Here are the steps I take in making hominy from dried corn on the cob:
Step one. Get your corn. I had about 10 ears of a Cherokee “bloody butcher” and mixed field corn that hybridized itself. This was thoroughly dry corn.
Step two. Remove it from the cob. Rubbing it against another ear over a bowl or bucket works great for this.
Step three. Pick through the corn and remove any chunks of cob, loose husks, etc. to get a clean bowl of corn.
Step four. Place corn in a large non-reactive pot and cover with water. Add 1 tsp of lime, lye or baking soda (more baking soda makes the process work faster, but don’t increase amounts of lime or lye).
Step five. Either cook for four hours, or soak for two hours to overnight, then cook for two hours until the husks begin to release from the corn (no picture here, I forgot).
Step six. Cool until you can handle, then work the corn gently with your hands to remove the rest of the husks. The husks float, the corn does not. Skim the husks off the top as you work.
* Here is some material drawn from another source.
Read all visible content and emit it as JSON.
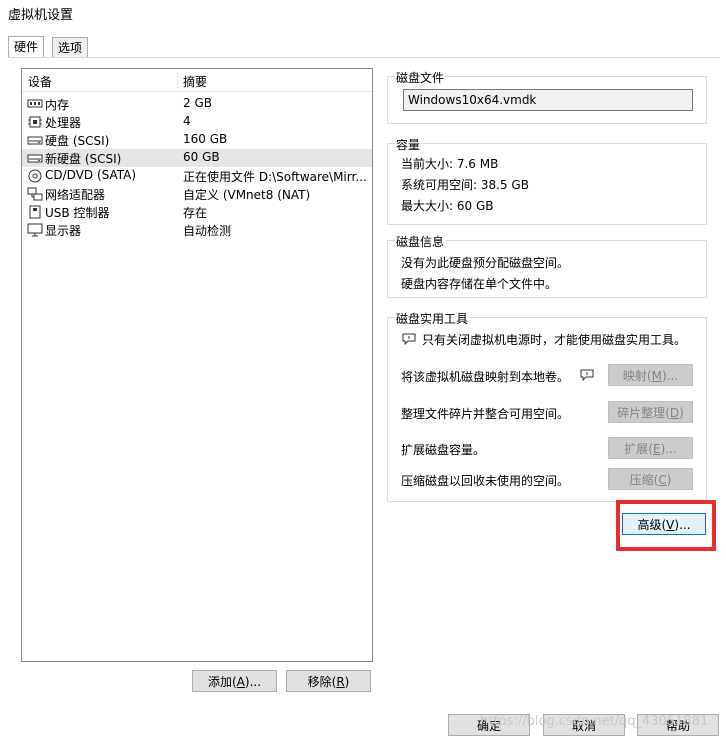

Step seven. Cook until tender (about another hour or two, depending on the variety of corn and how long you soaked it, how much lime/lye/baking soda you used, etc.
(Picture to come after I cook the hominy the rest of the way later this week)
You now have hominy, and may use it in Sofkee (Muscogee corn soup), grind it to make masa harina (Latino tortilla & tamale meal), etc.
Two good recipes:
Simple sofkee: Brown venison or pork chunks in a large, heavy pot with some chopped onion. Add hominy and venison/beef broth to cover and cook until the meat is tender. You may add various spices such as cumin or chile, but salt and pepper to taste are the minimum. This can remain on the fire as long as you like, getting more ‘soupy’ as time goes by.
Breakfast hominy: Cook bacon in a heavy skillet and remove, reserving the bacon drippings. Add chopped onions and cooked hominy and cook until onions are clear, then crumble bacon over top. Adjust seasoning with salt, pepper and cayenne if you like it spicy. Serve as – is.